OMS: 116 cas suspects d’Ebola confirmés en RDC, forte baisse par rapport aux estimations précédentes
L'épidémie d'Ebola qui ravage la République démocratique du Congo pourrait être moins étendue qu'on ne le pensait.
Au 31 mai, 116 cas suspects et 321 cas confirmés d'Ebola ont été recensés dans l'épidémie en cours en République démocratique du Congo (RDC), contre plus de 1 000 selon les précédentes estimations, a confirmé mardi l'Organisation mondiale de la santé (OMS).
Quarante-huit décès et six guérisons ont également été signalés, a indiqué le porte-parole de l'OMS Christian Lindmeier lors d'une conférence de presse à Genève.
L'Ouganda voisin a également enregistré neuf cas et un décès.
Lindmeier a expliqué que cette forte baisse du nombre de cas suspects s'explique par les tests effectués, la plupart des patients ayant été déclarés négatifs.
« Ils souffrent soit d'autres maladies, soit simplement de fièvre sans autre symptôme », a précisé le porte-parole de l'OMS.
Le virus spécifique à l'origine de l'actuelle flambée dans le pays est moins courant que les souches responsables des autres formes de la maladie à virus Ebola, ce qui complique la riposte, faute de traitements ou de vaccins ciblés.
Selon le ministère congolais de la Santé, les principaux défis pour contenir l'épidémie dans cette région reculée sont la détection précoce et l'isolement rapide des cas, la recherche rigoureuse des contacts, l'organisation d'inhumations sûres et dignes, ainsi que le renforcement de la prévention et du contrôle des infections dans les structures de santé.

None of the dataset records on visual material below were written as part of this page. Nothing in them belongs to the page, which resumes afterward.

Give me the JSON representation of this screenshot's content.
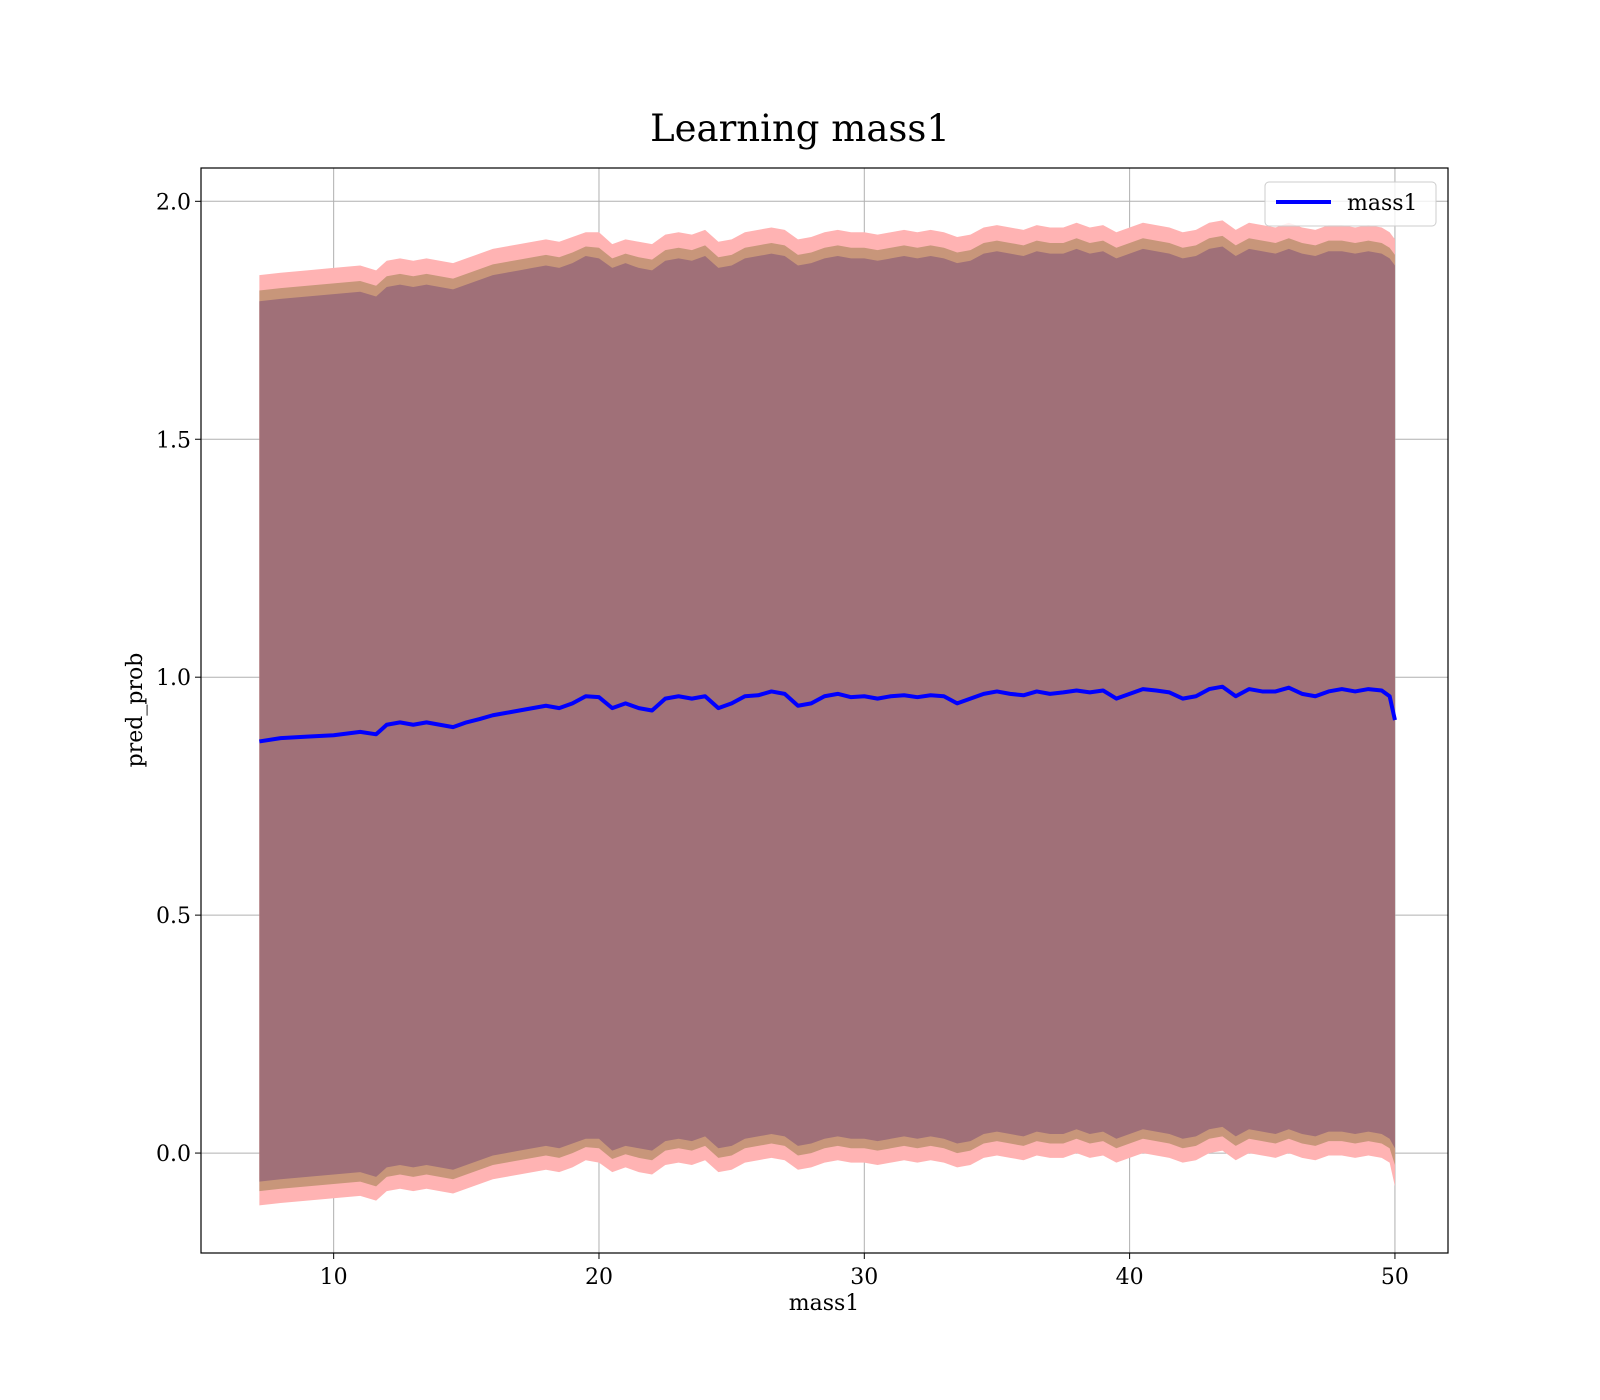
{
  "chart_data": {
    "type": "line",
    "title": "Learning mass1",
    "xlabel": "mass1",
    "ylabel": "pred_prob",
    "xlim": [
      5,
      52
    ],
    "ylim": [
      -0.21,
      2.07
    ],
    "xticks": [
      10,
      20,
      30,
      40,
      50
    ],
    "yticks": [
      0.0,
      0.5,
      1.0,
      1.5,
      2.0
    ],
    "xtick_labels": [
      "10",
      "20",
      "30",
      "40",
      "50"
    ],
    "ytick_labels": [
      "0.0",
      "0.5",
      "1.0",
      "1.5",
      "2.0"
    ],
    "grid": true,
    "legend": {
      "position": "top-right",
      "entries": [
        "mass1"
      ]
    },
    "colors": {
      "line": "#0000ff",
      "outer_band": "#ffb3b3",
      "middle_band": "#c8967a",
      "inner_band": "#a07078"
    },
    "x": [
      7.2,
      8,
      9,
      10,
      11,
      11.6,
      12,
      12.5,
      13,
      13.5,
      14,
      14.5,
      15,
      15.5,
      16,
      16.5,
      17,
      17.5,
      18,
      18.5,
      19,
      19.5,
      20,
      20.5,
      21,
      21.5,
      22,
      22.5,
      23,
      23.5,
      24,
      24.5,
      25,
      25.5,
      26,
      26.5,
      27,
      27.5,
      28,
      28.5,
      29,
      29.5,
      30,
      30.5,
      31,
      31.5,
      32,
      32.5,
      33,
      33.5,
      34,
      34.5,
      35,
      35.5,
      36,
      36.5,
      37,
      37.5,
      38,
      38.5,
      39,
      39.5,
      40,
      40.5,
      41,
      41.5,
      42,
      42.5,
      43,
      43.5,
      44,
      44.5,
      45,
      45.5,
      46,
      46.5,
      47,
      47.5,
      48,
      48.5,
      49,
      49.5,
      49.8,
      50
    ],
    "series": [
      {
        "name": "mass1",
        "values": [
          0.865,
          0.872,
          0.875,
          0.878,
          0.885,
          0.88,
          0.9,
          0.905,
          0.9,
          0.905,
          0.9,
          0.895,
          0.905,
          0.912,
          0.92,
          0.925,
          0.93,
          0.935,
          0.94,
          0.935,
          0.945,
          0.96,
          0.958,
          0.935,
          0.945,
          0.935,
          0.93,
          0.955,
          0.96,
          0.955,
          0.96,
          0.935,
          0.945,
          0.96,
          0.962,
          0.97,
          0.965,
          0.94,
          0.945,
          0.96,
          0.965,
          0.958,
          0.96,
          0.955,
          0.96,
          0.962,
          0.958,
          0.962,
          0.96,
          0.945,
          0.955,
          0.965,
          0.97,
          0.965,
          0.962,
          0.97,
          0.965,
          0.968,
          0.972,
          0.968,
          0.972,
          0.955,
          0.965,
          0.975,
          0.972,
          0.968,
          0.955,
          0.96,
          0.975,
          0.98,
          0.96,
          0.975,
          0.97,
          0.97,
          0.978,
          0.965,
          0.96,
          0.97,
          0.975,
          0.97,
          0.975,
          0.972,
          0.96,
          0.91
        ]
      }
    ],
    "bands": {
      "outer_upper": [
        1.845,
        1.85,
        1.855,
        1.86,
        1.865,
        1.855,
        1.875,
        1.88,
        1.875,
        1.88,
        1.875,
        1.87,
        1.88,
        1.89,
        1.9,
        1.905,
        1.91,
        1.915,
        1.92,
        1.915,
        1.925,
        1.935,
        1.935,
        1.91,
        1.92,
        1.915,
        1.91,
        1.93,
        1.935,
        1.93,
        1.94,
        1.915,
        1.92,
        1.935,
        1.94,
        1.945,
        1.94,
        1.92,
        1.925,
        1.935,
        1.94,
        1.935,
        1.935,
        1.93,
        1.935,
        1.94,
        1.935,
        1.94,
        1.935,
        1.925,
        1.93,
        1.945,
        1.95,
        1.945,
        1.94,
        1.95,
        1.945,
        1.945,
        1.955,
        1.945,
        1.95,
        1.935,
        1.945,
        1.955,
        1.95,
        1.945,
        1.935,
        1.94,
        1.955,
        1.96,
        1.94,
        1.955,
        1.95,
        1.945,
        1.955,
        1.945,
        1.94,
        1.95,
        1.95,
        1.945,
        1.95,
        1.945,
        1.935,
        1.92
      ],
      "inner_upper": [
        1.79,
        1.795,
        1.8,
        1.805,
        1.81,
        1.8,
        1.82,
        1.825,
        1.82,
        1.825,
        1.82,
        1.815,
        1.825,
        1.835,
        1.845,
        1.85,
        1.855,
        1.86,
        1.865,
        1.86,
        1.87,
        1.885,
        1.88,
        1.86,
        1.87,
        1.86,
        1.855,
        1.875,
        1.88,
        1.875,
        1.885,
        1.86,
        1.865,
        1.88,
        1.885,
        1.89,
        1.885,
        1.865,
        1.87,
        1.88,
        1.885,
        1.88,
        1.88,
        1.875,
        1.88,
        1.885,
        1.88,
        1.885,
        1.88,
        1.87,
        1.875,
        1.89,
        1.895,
        1.89,
        1.885,
        1.895,
        1.89,
        1.89,
        1.9,
        1.89,
        1.895,
        1.88,
        1.89,
        1.9,
        1.895,
        1.89,
        1.88,
        1.885,
        1.9,
        1.905,
        1.885,
        1.9,
        1.895,
        1.89,
        1.9,
        1.89,
        1.885,
        1.895,
        1.895,
        1.89,
        1.895,
        1.89,
        1.88,
        1.865
      ],
      "inner_lower": [
        -0.06,
        -0.055,
        -0.05,
        -0.045,
        -0.04,
        -0.05,
        -0.03,
        -0.025,
        -0.03,
        -0.025,
        -0.03,
        -0.035,
        -0.025,
        -0.015,
        -0.005,
        0.0,
        0.005,
        0.01,
        0.015,
        0.01,
        0.02,
        0.03,
        0.03,
        0.005,
        0.015,
        0.01,
        0.005,
        0.025,
        0.03,
        0.025,
        0.035,
        0.01,
        0.015,
        0.03,
        0.035,
        0.04,
        0.035,
        0.015,
        0.02,
        0.03,
        0.035,
        0.03,
        0.03,
        0.025,
        0.03,
        0.035,
        0.03,
        0.035,
        0.03,
        0.02,
        0.025,
        0.04,
        0.045,
        0.04,
        0.035,
        0.045,
        0.04,
        0.04,
        0.05,
        0.04,
        0.045,
        0.03,
        0.04,
        0.05,
        0.045,
        0.04,
        0.03,
        0.035,
        0.05,
        0.055,
        0.035,
        0.05,
        0.045,
        0.04,
        0.05,
        0.04,
        0.035,
        0.045,
        0.045,
        0.04,
        0.045,
        0.04,
        0.03,
        0.01
      ],
      "outer_lower": [
        -0.11,
        -0.105,
        -0.1,
        -0.095,
        -0.09,
        -0.1,
        -0.08,
        -0.075,
        -0.08,
        -0.075,
        -0.08,
        -0.085,
        -0.075,
        -0.065,
        -0.055,
        -0.05,
        -0.045,
        -0.04,
        -0.035,
        -0.04,
        -0.03,
        -0.015,
        -0.02,
        -0.04,
        -0.03,
        -0.04,
        -0.045,
        -0.025,
        -0.02,
        -0.025,
        -0.015,
        -0.04,
        -0.035,
        -0.02,
        -0.015,
        -0.01,
        -0.015,
        -0.035,
        -0.03,
        -0.02,
        -0.015,
        -0.02,
        -0.02,
        -0.025,
        -0.02,
        -0.015,
        -0.02,
        -0.015,
        -0.02,
        -0.03,
        -0.025,
        -0.01,
        -0.005,
        -0.01,
        -0.015,
        -0.005,
        -0.01,
        -0.01,
        0.0,
        -0.01,
        -0.005,
        -0.02,
        -0.01,
        0.0,
        -0.005,
        -0.01,
        -0.02,
        -0.015,
        0.0,
        0.005,
        -0.015,
        0.0,
        -0.005,
        -0.01,
        0.0,
        -0.01,
        -0.015,
        -0.005,
        -0.005,
        -0.01,
        -0.005,
        -0.01,
        -0.02,
        -0.07
      ]
    }
  }
}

Cinq patients sont rétablis
Cinq patients sont guéris de cette forme rare du virus Ebola, a indiqué le directeur général de l'OMS lors d'une visite à Bunia, dans l'est de la RDC, une ville au cœur de l'épidémie.
« Quatre personnes sortiront aujourd'hui de l'hôpital et une autre en est sortie avant-hier », a déclaré Tedros lors de l'inauguration d'un nouveau centre de traitement Ebola dans la ville.
« Bien sûr, nous travaillons toujours sur des vaccins et des traitements, mais cela ne signifie pas que l'on ne peut pas guérir d'Ebola », a-t-il ajouté.
La course aux vaccins
La Coalition for Epidemic Preparedness Innovations (CEPI) a annoncé lundi qu'elle allait « accélérer d'urgence » le développement de trois vaccins expérimentaux ciblant le virus Bundibugyo, responsable de la flambée actuelle.
L'organisation prévoit d'investir jusqu'à 53 millions d'euros dans un portefeuille de candidats vaccins en développement, dont ceux mis au point par l'International AIDS Vaccine Initiative, Moderna et l'université d'Oxford, qui seront produits par le Serum Institute of India (SII).
L'OMS a identifié ces trois candidats vaccins comme les plus prometteurs actuellement en développement pour lutter contre Ebola.